The building on North Alfred Street was constructed in 1928 by the B.B. Ezrine Construction Company, whose eponymous founder was ironically one of the founding members of the Zoning and Planning Commission that preceded the BAR.

“The two-and-a-half story Wardman-style townhouse is highly unusual in Alexandria in that it originally had Craftsman style architectural detailing,” the city report said, “rather than the more traditional Colonial Revival style often seen in Alexandria and Washington DC.”

It has an alleyway and parking lot to the north, leaving the site of the building covered with the new HVAC piping visible to the public. City staff first became aware of the piping after receiving a complaint earlier this year. While a rooftop unit was approved for the site, the exterior piping was not included in that application.

The building is for sale, according to the report, and the report said staff is working to resolve the violations before the building is passed along to a new owner — who would inherit a property with an outstanding zoning violation.

“The applicant is requesting after-the-fact approval for the installation of HVAC piping on the surface of the north wall of the existing structure,” the report said. “The piping is located within a paintable plastic enclosure and extends from the rooftop-mounted mechanical condenser to four separate locations on the north wall.

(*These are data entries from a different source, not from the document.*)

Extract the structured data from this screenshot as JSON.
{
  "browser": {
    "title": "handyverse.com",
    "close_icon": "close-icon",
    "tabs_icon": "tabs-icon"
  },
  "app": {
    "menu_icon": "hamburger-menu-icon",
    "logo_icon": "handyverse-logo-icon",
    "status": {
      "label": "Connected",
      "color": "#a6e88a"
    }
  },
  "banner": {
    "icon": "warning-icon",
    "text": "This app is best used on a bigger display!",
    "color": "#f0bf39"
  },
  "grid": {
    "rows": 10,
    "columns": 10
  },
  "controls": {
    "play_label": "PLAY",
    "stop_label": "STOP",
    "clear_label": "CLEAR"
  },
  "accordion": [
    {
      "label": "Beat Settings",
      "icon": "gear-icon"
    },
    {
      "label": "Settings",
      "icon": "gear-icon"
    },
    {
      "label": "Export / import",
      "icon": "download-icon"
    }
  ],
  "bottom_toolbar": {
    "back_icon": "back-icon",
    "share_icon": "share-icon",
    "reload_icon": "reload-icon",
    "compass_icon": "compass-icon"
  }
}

At each of these locations, the piping penetrates the exterior wall leading to an indoor unit.”

The report said the piping “detracts from the historic character” of the building.

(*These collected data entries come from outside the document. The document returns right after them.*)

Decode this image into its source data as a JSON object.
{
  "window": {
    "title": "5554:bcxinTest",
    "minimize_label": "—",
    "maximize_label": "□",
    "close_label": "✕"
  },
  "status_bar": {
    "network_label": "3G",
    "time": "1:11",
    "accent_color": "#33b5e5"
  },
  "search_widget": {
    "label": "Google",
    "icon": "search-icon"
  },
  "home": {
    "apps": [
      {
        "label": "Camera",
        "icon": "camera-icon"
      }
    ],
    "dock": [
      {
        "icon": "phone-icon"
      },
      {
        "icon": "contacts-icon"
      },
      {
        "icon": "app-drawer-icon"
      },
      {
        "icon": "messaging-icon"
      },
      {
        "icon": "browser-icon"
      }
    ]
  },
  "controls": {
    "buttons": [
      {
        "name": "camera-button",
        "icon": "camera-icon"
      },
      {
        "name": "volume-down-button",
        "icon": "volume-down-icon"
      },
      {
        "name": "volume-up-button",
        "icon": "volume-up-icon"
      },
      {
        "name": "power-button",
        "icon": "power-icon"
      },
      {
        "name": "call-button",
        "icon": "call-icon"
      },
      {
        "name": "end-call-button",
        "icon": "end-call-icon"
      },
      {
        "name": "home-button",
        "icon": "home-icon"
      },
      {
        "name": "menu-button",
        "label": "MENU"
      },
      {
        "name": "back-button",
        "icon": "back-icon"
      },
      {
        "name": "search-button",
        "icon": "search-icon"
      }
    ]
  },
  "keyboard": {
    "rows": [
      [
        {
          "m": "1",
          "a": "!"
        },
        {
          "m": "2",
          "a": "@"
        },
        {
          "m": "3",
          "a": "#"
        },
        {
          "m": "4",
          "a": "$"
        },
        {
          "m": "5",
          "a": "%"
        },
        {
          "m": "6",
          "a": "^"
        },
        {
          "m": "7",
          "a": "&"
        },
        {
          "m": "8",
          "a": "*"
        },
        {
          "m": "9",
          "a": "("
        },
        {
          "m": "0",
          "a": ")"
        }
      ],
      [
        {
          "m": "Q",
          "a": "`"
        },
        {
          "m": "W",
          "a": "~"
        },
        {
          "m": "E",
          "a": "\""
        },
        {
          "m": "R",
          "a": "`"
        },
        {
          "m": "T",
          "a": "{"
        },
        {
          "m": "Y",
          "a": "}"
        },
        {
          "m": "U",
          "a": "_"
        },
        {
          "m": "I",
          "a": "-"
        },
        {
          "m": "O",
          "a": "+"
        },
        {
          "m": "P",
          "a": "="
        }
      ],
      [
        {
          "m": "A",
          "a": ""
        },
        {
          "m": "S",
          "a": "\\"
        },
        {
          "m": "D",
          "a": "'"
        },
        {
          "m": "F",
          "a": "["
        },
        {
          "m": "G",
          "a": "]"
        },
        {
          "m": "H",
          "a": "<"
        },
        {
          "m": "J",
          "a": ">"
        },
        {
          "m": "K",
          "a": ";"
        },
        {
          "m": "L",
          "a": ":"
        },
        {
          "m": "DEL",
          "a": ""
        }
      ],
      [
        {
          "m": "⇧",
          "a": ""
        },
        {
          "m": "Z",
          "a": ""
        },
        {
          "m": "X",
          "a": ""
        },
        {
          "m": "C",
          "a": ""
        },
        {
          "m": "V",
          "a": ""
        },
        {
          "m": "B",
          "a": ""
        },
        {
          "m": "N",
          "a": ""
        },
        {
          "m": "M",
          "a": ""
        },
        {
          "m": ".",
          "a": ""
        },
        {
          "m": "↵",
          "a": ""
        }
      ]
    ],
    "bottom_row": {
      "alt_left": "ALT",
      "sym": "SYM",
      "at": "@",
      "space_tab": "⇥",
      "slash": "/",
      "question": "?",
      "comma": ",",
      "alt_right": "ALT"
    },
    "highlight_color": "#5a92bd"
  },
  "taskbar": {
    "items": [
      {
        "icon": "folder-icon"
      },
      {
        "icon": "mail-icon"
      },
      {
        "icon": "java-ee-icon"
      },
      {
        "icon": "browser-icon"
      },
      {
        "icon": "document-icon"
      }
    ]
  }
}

Staff finds that the HVAC piping that has been installed at the exterior of the north wall at 319 North Alfred Street detracts from the historic character of this unique building The organization of the piping is based on the location of the unit on the roof and the location of the interior units and not on the composition of the overall elevation. While the painting of the piping to match the adjacent wall helps to limit their initial visibility, they remain a clearly modern element that has been introduced without consideration for the design of the elevation

The applicant has filed an application for after-the-fact approval of the piping, but the report recommends the BAR deny this request. The piping-hot controversy is scheduled for review at BAR meeting on Wednesday, Dec. 21.